Example 3. Testing baseline imbalance after randomization

P-values are wrongly used for evaluating baseline imbalance after randomization in a clinical trial. The purpose is to investigate if the randomization “was successful”, i.e., resulted in groups with the same baseline characteristics. Randomization is, however, used to prevent systematic errors in the generalization of the trial’s results (what the outcome means for patients in general), not to eliminate random imbalance among the randomized patients. Random imbalance of known prognostic factors can be avoided by stratifying the randomization on these factors.

Many more examples can be presented, but the ones above should be sufficient to describe the presented phenomena.

Can we just skip the p-value?

Yes, and orthopedic research would benefit from it. Confidence intervals represent a superior way to present generalization uncertainty. Confidence intervals have the advantage of measuring the uncertainty of the size of an estimated effect, which p-values do not. And in contrast to when using p-values, questions regarding the clinical significance of, and empirical support for, a specific conclusion can be directly answered by the effect sizes that are included in, or excluded from, a confidence interval.

2 simple principles

To start a transition to p-value-free manuscripts, Acta Orthopaedica will enforce a policy of zero tolerance vis-à-vis p-value misconceptions. Authors who wish to publish manuscript with p-values must from now on comply with 2 principles for concluding whether or not scientifically important differences exist:

  1. A statistically non-significant test is not sufficient to claim “no difference.” To show “no difference,” a smallest clinically relevant size of the difference (it might be 0) must be defined. If all clinically relevant differences are excluded from the difference’s 95% confidence interval a “no difference” conclusion is reasonable.
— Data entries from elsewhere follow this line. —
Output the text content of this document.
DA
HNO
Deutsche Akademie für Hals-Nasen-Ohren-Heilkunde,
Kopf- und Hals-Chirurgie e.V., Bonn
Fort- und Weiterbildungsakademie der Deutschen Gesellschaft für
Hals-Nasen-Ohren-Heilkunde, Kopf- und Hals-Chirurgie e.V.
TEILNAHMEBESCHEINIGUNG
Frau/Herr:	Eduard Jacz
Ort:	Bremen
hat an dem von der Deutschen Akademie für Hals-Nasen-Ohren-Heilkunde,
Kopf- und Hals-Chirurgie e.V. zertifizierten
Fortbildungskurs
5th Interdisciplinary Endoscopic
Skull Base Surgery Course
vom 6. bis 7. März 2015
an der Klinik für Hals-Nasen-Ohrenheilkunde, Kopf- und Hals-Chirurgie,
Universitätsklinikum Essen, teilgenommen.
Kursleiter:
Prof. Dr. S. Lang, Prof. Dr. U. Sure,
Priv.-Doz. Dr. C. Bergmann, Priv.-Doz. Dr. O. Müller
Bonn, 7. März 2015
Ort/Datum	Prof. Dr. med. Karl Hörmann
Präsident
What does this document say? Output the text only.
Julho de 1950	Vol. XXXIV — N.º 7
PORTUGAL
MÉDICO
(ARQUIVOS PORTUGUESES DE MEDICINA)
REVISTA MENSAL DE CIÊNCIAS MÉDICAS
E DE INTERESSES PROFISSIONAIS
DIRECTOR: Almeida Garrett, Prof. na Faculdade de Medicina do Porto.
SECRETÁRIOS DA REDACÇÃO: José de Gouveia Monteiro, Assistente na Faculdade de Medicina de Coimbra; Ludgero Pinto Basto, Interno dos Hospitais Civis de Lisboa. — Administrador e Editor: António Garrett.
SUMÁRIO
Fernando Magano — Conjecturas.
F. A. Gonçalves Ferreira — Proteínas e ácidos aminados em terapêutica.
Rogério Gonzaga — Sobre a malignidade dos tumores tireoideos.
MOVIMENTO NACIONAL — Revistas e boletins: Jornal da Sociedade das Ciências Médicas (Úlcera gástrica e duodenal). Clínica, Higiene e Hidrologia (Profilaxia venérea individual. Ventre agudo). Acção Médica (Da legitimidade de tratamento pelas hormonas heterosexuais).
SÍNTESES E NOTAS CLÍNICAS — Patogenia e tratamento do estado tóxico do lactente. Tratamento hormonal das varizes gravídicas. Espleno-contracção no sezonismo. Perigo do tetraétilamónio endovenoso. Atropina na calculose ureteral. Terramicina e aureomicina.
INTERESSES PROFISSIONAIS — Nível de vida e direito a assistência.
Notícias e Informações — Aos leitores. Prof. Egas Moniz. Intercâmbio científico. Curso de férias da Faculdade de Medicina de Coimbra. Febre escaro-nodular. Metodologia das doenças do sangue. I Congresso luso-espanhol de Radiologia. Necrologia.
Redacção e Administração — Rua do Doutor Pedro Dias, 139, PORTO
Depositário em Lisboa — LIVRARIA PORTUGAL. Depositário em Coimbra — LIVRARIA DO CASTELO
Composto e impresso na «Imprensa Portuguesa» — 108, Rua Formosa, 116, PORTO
  2. A statistically significant test is not necessarily related to a clinically important difference. The importance of the tested null hypothesis must be motivated using other arguments than the p-value, and a smallest clinically relevant difference (it might be 0) must be defined, and if the difference’s 95% confidence interval excludes all clinically irrelevant differences, a conclusion about the existence of a clinically important difference is reasonable.

The required clinical definitions, motivations, and explanations should be presented in the manuscript in non-technical terms. For example (from Paavola et al. Citation2018), the null hypothesis and clinically relevant difference can be described: “Main outcome measure: Shoulder pain at rest … (visual analogue scale (VAS) from 0 to 100, with 0 denoting no pain), at 24 months. The threshold for minimal clinically important difference was set at 15.” The result is presented as: “In the primary intention to treat analysis (ASD versus diagnostic arthroscopy), no clinically relevant between group differences were seen… The … difference between groups … in pain VAS was −5 (95% confidence interval −11 to 2) points.”

The above example shows that confidence intervals are better than p-values, and that p-values are redundant when confidence intervals are presented. Arguments against replacing p-values with confidence intervals are usually motivated by a desire to be able to keep misusing p-values for showing “no difference” and “importance” without having to consider clinical relevance and without having to argue in clinical terms why an observed difference is important. The failure of such simplistic research is, however, clearly shown in the discussion on the reproducibility crisis of modern biomedical research. It is now time for a more serious approach.

  • Wasserstein R L, Lazar N A. The ASA’s statement on p-values: context, process, and purpose. American Statistician 2016; 70: 129–33.
  • Paavola M, Malmivaara A, Taimela S, Kanto K, Inkinen J, Kalske J, Sinisaari I, Savolainen V, Ranstam J, Järvinen T L N. Subacromial decompression versus diagnostic arthroscopy for shoulder impingement: randomised, placebo surgery controlled clinical trial. BMJ 2018; 362: k2860.